Deadly virus kills 300,000 cats in Cyprus; Europe in danger of new coronavirus pandemic

Cats of Syros

More than 300,000 cats have died since January after contracting feline coronavirus reported Sky News UK, citing Dinos Ayiomamitis, head of Cats PAWS Cyprus

According to Ayiomamitis, the cats have died of feline infectious peritonitis (FIP).

FIP is a disease caused by feline coronavirus (FCoV).

Per Sky News, FCoV is a common and contagious virus in cats that is spread through their faeces. Most cats will not show symptoms, and if they do it is limited to mild diarrhoea. But in some cases, the virus mutates into FIP, which is almost always fatal.

Dr Jo Lewis, a feline veterinary surgeon, told Sky News "infection rates tend to be highest in cats living in close quarters and sharing toileting facilities", like catteries and rescue centres, for example.
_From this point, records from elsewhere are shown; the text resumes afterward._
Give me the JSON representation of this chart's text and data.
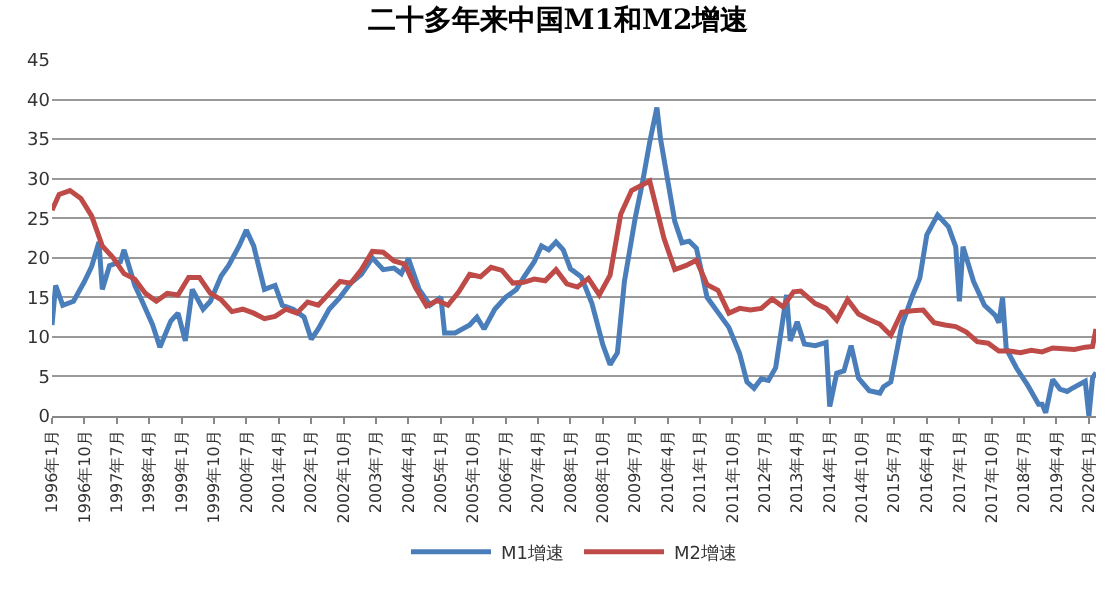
{
  "chart_data": {
    "type": "line",
    "title": "二十多年来中国M1和M2增速",
    "xlim": [
      "1996-01",
      "2020-03"
    ],
    "xticks": [
      {
        "value": "1996-01",
        "label": "1996年1月"
      },
      {
        "value": "1996-10",
        "label": "1996年10月"
      },
      {
        "value": "1997-07",
        "label": "1997年7月"
      },
      {
        "value": "1998-04",
        "label": "1998年4月"
      },
      {
        "value": "1999-01",
        "label": "1999年1月"
      },
      {
        "value": "1999-10",
        "label": "1999年10月"
      },
      {
        "value": "2000-07",
        "label": "2000年7月"
      },
      {
        "value": "2001-04",
        "label": "2001年4月"
      },
      {
        "value": "2002-01",
        "label": "2002年1月"
      },
      {
        "value": "2002-10",
        "label": "2002年10月"
      },
      {
        "value": "2003-07",
        "label": "2003年7月"
      },
      {
        "value": "2004-04",
        "label": "2004年4月"
      },
      {
        "value": "2005-01",
        "label": "2005年1月"
      },
      {
        "value": "2005-10",
        "label": "2005年10月"
      },
      {
        "value": "2006-07",
        "label": "2006年7月"
      },
      {
        "value": "2007-04",
        "label": "2007年4月"
      },
      {
        "value": "2008-01",
        "label": "2008年1月"
      },
      {
        "value": "2008-10",
        "label": "2008年10月"
      },
      {
        "value": "2009-07",
        "label": "2009年7月"
      },
      {
        "value": "2010-04",
        "label": "2010年4月"
      },
      {
        "value": "2011-01",
        "label": "2011年1月"
      },
      {
        "value": "2011-10",
        "label": "2011年10月"
      },
      {
        "value": "2012-07",
        "label": "2012年7月"
      },
      {
        "value": "2013-04",
        "label": "2013年4月"
      },
      {
        "value": "2014-01",
        "label": "2014年1月"
      },
      {
        "value": "2014-10",
        "label": "2014年10月"
      },
      {
        "value": "2015-07",
        "label": "2015年7月"
      },
      {
        "value": "2016-04",
        "label": "2016年4月"
      },
      {
        "value": "2017-01",
        "label": "2017年1月"
      },
      {
        "value": "2017-10",
        "label": "2017年10月"
      },
      {
        "value": "2018-07",
        "label": "2018年7月"
      },
      {
        "value": "2019-04",
        "label": "2019年4月"
      },
      {
        "value": "2020-01",
        "label": "2020年1月"
      }
    ],
    "ylim": [
      0,
      45
    ],
    "yticks": [
      0,
      5,
      10,
      15,
      20,
      25,
      30,
      35,
      40,
      45
    ],
    "grid": "y",
    "legend": "bottom",
    "marker": "none",
    "line_style": "solid",
    "series": [
      {
        "name": "M1增速",
        "color": "#4a7ebb",
        "x": [
          "1996-01",
          "1996-02",
          "1996-04",
          "1996-07",
          "1996-10",
          "1996-12",
          "1997-02",
          "1997-03",
          "1997-05",
          "1997-08",
          "1997-09",
          "1997-12",
          "1998-02",
          "1998-05",
          "1998-07",
          "1998-10",
          "1998-12",
          "1999-02",
          "1999-04",
          "1999-07",
          "1999-09",
          "1999-12",
          "2000-02",
          "2000-05",
          "2000-07",
          "2000-09",
          "2000-12",
          "2001-03",
          "2001-05",
          "2001-08",
          "2001-11",
          "2002-01",
          "2002-03",
          "2002-06",
          "2002-09",
          "2002-12",
          "2003-03",
          "2003-06",
          "2003-09",
          "2003-12",
          "2004-02",
          "2004-04",
          "2004-07",
          "2004-10",
          "2005-01",
          "2005-02",
          "2005-05",
          "2005-09",
          "2005-11",
          "2006-01",
          "2006-04",
          "2006-07",
          "2006-10",
          "2006-12",
          "2007-03",
          "2007-05",
          "2007-07",
          "2007-09",
          "2007-11",
          "2008-01",
          "2008-04",
          "2008-07",
          "2008-10",
          "2008-12",
          "2009-02",
          "2009-04",
          "2009-07",
          "2009-09",
          "2009-11",
          "2010-01",
          "2010-02",
          "2010-04",
          "2010-06",
          "2010-08",
          "2010-10",
          "2010-12",
          "2011-03",
          "2011-06",
          "2011-09",
          "2011-12",
          "2012-02",
          "2012-04",
          "2012-06",
          "2012-08",
          "2012-10",
          "2013-01",
          "2013-02",
          "2013-04",
          "2013-06",
          "2013-09",
          "2013-12",
          "2014-01",
          "2014-03",
          "2014-05",
          "2014-07",
          "2014-09",
          "2014-12",
          "2015-03",
          "2015-04",
          "2015-06",
          "2015-09",
          "2015-12",
          "2016-02",
          "2016-04",
          "2016-06",
          "2016-07",
          "2016-10",
          "2016-12",
          "2017-01",
          "2017-02",
          "2017-05",
          "2017-08",
          "2017-11",
          "2017-12",
          "2018-01",
          "2018-02",
          "2018-05",
          "2018-08",
          "2018-11",
          "2018-12",
          "2019-01",
          "2019-03",
          "2019-05",
          "2019-07",
          "2019-08",
          "2019-12",
          "2020-01",
          "2020-02",
          "2020-03"
        ],
        "values": [
          11.5,
          16.5,
          14,
          14.5,
          17,
          18.9,
          22,
          16,
          19,
          19.5,
          21,
          16.5,
          14.5,
          11.5,
          8.7,
          12,
          13,
          9.5,
          16,
          13.5,
          14.5,
          17.7,
          19,
          21.5,
          23.5,
          21.5,
          16,
          16.5,
          14,
          13.5,
          12.5,
          9.7,
          11,
          13.5,
          15,
          16.8,
          17.9,
          20,
          18.5,
          18.7,
          18,
          19.9,
          16,
          14,
          15,
          10.5,
          10.5,
          11.5,
          12.5,
          11,
          13.5,
          15,
          16,
          17.5,
          19.5,
          21.5,
          21,
          22,
          21,
          18.6,
          17.6,
          14.2,
          9,
          6.5,
          8,
          17,
          25,
          29.5,
          34.6,
          39,
          35,
          29.9,
          24.6,
          21.9,
          22.1,
          21.2,
          15,
          13.1,
          11.2,
          7.9,
          4.3,
          3.5,
          4.7,
          4.5,
          6.1,
          15.3,
          9.5,
          11.9,
          9.1,
          8.9,
          9.3,
          1.2,
          5.4,
          5.7,
          8.9,
          4.8,
          3.2,
          2.9,
          3.7,
          4.3,
          11.4,
          15.2,
          17.4,
          22.9,
          24.6,
          25.4,
          23.9,
          21.4,
          14.5,
          21.4,
          17,
          14,
          12.7,
          11.8,
          15,
          8.5,
          6,
          3.9,
          1.5,
          1.5,
          0.4,
          4.6,
          3.4,
          3.1,
          3.4,
          4.4,
          0,
          4.8,
          5.5
        ]
      },
      {
        "name": "M2增速",
        "color": "#be4b48",
        "x": [
          "1996-01",
          "1996-03",
          "1996-06",
          "1996-09",
          "1996-12",
          "1997-03",
          "1997-06",
          "1997-09",
          "1997-12",
          "1998-03",
          "1998-06",
          "1998-09",
          "1998-12",
          "1999-03",
          "1999-06",
          "1999-09",
          "1999-12",
          "2000-03",
          "2000-06",
          "2000-09",
          "2000-12",
          "2001-03",
          "2001-06",
          "2001-09",
          "2001-12",
          "2002-03",
          "2002-06",
          "2002-09",
          "2002-12",
          "2003-03",
          "2003-06",
          "2003-09",
          "2003-12",
          "2004-03",
          "2004-06",
          "2004-09",
          "2004-12",
          "2005-03",
          "2005-06",
          "2005-09",
          "2005-12",
          "2006-03",
          "2006-06",
          "2006-09",
          "2006-12",
          "2007-03",
          "2007-06",
          "2007-09",
          "2007-12",
          "2008-03",
          "2008-06",
          "2008-09",
          "2008-12",
          "2009-03",
          "2009-06",
          "2009-11",
          "2010-03",
          "2010-06",
          "2010-09",
          "2010-12",
          "2011-03",
          "2011-06",
          "2011-09",
          "2011-12",
          "2012-03",
          "2012-06",
          "2012-09",
          "2012-12",
          "2013-03",
          "2013-05",
          "2013-09",
          "2013-12",
          "2014-03",
          "2014-06",
          "2014-09",
          "2014-12",
          "2015-03",
          "2015-06",
          "2015-09",
          "2015-12",
          "2016-03",
          "2016-06",
          "2016-09",
          "2016-12",
          "2017-03",
          "2017-06",
          "2017-09",
          "2017-12",
          "2018-03",
          "2018-06",
          "2018-09",
          "2018-12",
          "2019-03",
          "2019-06",
          "2019-09",
          "2019-12",
          "2020-02",
          "2020-03"
        ],
        "values": [
          26,
          28,
          28.5,
          27.5,
          25.3,
          21.5,
          20,
          18,
          17.3,
          15.5,
          14.5,
          15.5,
          15.3,
          17.5,
          17.5,
          15.5,
          14.7,
          13.2,
          13.5,
          13,
          12.3,
          12.6,
          13.5,
          13,
          14.4,
          14,
          15.5,
          17,
          16.8,
          18.5,
          20.8,
          20.7,
          19.6,
          19.2,
          16.2,
          13.9,
          14.6,
          14,
          15.7,
          17.9,
          17.6,
          18.8,
          18.4,
          16.8,
          16.9,
          17.3,
          17.1,
          18.5,
          16.7,
          16.3,
          17.4,
          15.3,
          17.8,
          25.5,
          28.5,
          29.7,
          22.5,
          18.5,
          19,
          19.7,
          16.6,
          15.9,
          13,
          13.6,
          13.4,
          13.6,
          14.8,
          13.8,
          15.7,
          15.8,
          14.2,
          13.6,
          12.1,
          14.7,
          12.9,
          12.2,
          11.6,
          10.2,
          13.1,
          13.3,
          13.4,
          11.8,
          11.5,
          11.3,
          10.6,
          9.4,
          9.2,
          8.2,
          8.2,
          8,
          8.3,
          8.1,
          8.6,
          8.5,
          8.4,
          8.7,
          8.8,
          11
        ]
      }
    ]
  }
}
Dr Lewis said: "What's concerning about the evidence from the Cyprus outbreak, is that a particularly nasty FCoV mutation seems to have already occurred.

"There's a genuine risk that if this gets into the UK it could have catastrophic consequences on our favourite pets.

"Anyone who has witnessed FIP heartache first-hand will understand the potential impact.

"We have a long history with Cyprus and plenty of British expats live and travel back and forth so the risk to UK cats is significant," Dr Lewis added.

"We need to limit that risk by screening any cats leaving Cyprus and any nearby affected countries."